Publié le 9 mai 2025
– Mis à jour le 13 mai 2025
Vanessa Frangville est professeure en études chinoises, en Faculté de Lettres, Traduction et Communication. Elle reçoit le prix de la diffusion scientifique ULB - catégorie multimédia - pour le projet collaboratif Uyghur Art, vitrine de la production artistique ouïgoure en exil.
Vanessa Frangville, professeure en études chinoises, directrice de la Maison des sciences humaines et co-créatrice du Centre de recherche EASt sur l’Asie de l’Est de l’ULB, est bien plus qu’une académique. C’est une défenderesse de la cause ouïgoure à laquelle elle s’intéresse très tôt dans son parcours. « J'ai écrit un mémoire sur les étudiants ouïgours à Pékin, puis une thèse sur la représentation des minorités ethniques dans le cinéma chinois ».
S’ensuivent de nombreux séjours à Pékin, avec la volonté de poursuivre cette recherche sur les Ouïgours, de contribuer à la collecte d'informations sur ce peuple turcophone en prise avec les politiques répressives de l’État chinois, afin de révéler ce qu’il se passe vraiment et faire contrepoids au discours officiel chinois. Mais, progressivement, ses contacts sur place arrêtent de lui répondre, jusqu’à cette expérience pénible en 2018 : «
J’étais au restaurant avec une amie ouïgoure qui me parlait de son grand-père envoyé en camp. Nous avons été écoutées, puis suivies jusqu'à mon hôtel. Elle a reçu des appels téléphoniques qui l'ont paniquée, elle est partie en vitesse et je ne l'ai jamais revue.
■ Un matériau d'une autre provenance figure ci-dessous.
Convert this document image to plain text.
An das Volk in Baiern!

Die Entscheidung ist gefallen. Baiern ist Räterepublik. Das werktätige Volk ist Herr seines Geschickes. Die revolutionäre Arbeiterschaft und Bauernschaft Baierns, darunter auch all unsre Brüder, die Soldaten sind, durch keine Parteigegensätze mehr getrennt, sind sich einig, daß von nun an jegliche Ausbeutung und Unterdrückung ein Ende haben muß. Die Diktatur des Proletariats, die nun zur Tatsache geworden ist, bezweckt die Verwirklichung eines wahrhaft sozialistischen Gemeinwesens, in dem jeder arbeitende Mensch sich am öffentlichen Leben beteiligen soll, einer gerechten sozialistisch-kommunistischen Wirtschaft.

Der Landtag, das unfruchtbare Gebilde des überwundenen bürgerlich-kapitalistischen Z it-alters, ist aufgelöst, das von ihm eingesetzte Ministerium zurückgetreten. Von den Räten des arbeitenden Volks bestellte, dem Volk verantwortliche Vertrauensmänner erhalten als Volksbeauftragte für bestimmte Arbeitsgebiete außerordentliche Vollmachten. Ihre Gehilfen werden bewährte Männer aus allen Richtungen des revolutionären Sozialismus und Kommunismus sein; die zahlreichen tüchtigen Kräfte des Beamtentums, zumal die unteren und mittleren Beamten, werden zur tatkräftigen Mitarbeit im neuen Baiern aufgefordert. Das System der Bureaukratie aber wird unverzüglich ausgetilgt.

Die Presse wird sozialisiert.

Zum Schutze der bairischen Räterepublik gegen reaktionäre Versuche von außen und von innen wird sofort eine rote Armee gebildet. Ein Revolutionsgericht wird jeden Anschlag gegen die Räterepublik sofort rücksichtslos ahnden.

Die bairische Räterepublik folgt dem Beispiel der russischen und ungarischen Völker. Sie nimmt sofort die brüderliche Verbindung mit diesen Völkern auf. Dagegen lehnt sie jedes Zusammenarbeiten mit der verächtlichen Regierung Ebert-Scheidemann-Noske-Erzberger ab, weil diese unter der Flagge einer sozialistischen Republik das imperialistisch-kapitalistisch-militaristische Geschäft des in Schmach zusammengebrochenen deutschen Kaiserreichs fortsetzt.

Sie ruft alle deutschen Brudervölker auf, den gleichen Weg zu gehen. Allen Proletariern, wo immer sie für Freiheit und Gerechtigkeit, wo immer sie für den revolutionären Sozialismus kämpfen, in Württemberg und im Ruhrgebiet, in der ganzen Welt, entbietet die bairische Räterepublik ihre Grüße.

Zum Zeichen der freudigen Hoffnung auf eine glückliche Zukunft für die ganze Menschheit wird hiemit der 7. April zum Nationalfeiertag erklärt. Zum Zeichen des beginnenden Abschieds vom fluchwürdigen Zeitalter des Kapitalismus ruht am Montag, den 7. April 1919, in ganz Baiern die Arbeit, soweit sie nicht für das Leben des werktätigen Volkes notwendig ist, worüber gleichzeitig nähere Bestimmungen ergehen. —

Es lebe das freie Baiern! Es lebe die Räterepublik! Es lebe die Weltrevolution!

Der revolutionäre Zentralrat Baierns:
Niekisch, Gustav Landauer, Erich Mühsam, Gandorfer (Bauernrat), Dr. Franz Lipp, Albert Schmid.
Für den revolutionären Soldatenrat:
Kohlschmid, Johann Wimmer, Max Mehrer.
Et c'est arrivé avec d’autres amis » se rappelle Vanessa Frangville.
Le terrain étant devenu inaccessible, elle se tourne vers la communauté ouïgoure en exil. «
Et vers une recherche davantage dans mes cordes, qui touche au cinéma, mais aussi à l'art en général ». Cela donne naissance à la plateforme Uyghur Art qu’elle lance en 2021 en collaboration avec Mukaddas Mijit, cinéaste-performeuse et postdoctorante ouïgoure. Elles sont ensuite rejointes par Sonya Imin, plasticienne et doctorante américano-ouïgoure.
Cette plateforme, soutenue par le FNRS, est une vitrine de la production artistique ouïgoure en exil.
« Elle vise à témoigner et sensibiliser à la question ouïgoure à travers l'objet artistique. Car l’art est politique » précise Vanessa Frangville.
On y retrouve des productions cinématographiques et littéraires, des podcasts qui donnent la parole aux artistes ouïgours, un ouvrage de traductions de littérature ouïgoure - complètement méconnue - mais aussi des publications scientifiques et des interventions médiatiques.
Uyghur Art est donc une plateforme interdisciplinaire alliant art, recherche scientifique et militantisme, qui met en lumière le patrimoine artistique des Ouïgours tout en documentant la répression qu’ils subissent. «
Notre volonté est aussi d'impliquer de façon créative et collaborative les artistes ouïgours avec lesquels on s’entretient pour nos recherches. C’est une artiste ouïgoure qui a conçu en grande partie le graphisme de notre site, d’autres ont créé les couvertures et le générique de nos podcasts ou les illustrations de notre livre de traductions » précise Vanessa Frangville.
Ce projet montre que l’art peut devenir un outil de résilience.
« La question ouïgoure est mal connue, et charrie des discours divergents, souvent dans des termes très dramatiques. Nous voulons montrer que cette culture est dynamique et n'est pas seulement une culture de la souffrance. Et que cette souffrance, qui est bien réelle, peut s'exprimer de façon constructive à travers l’art » conclut-elle.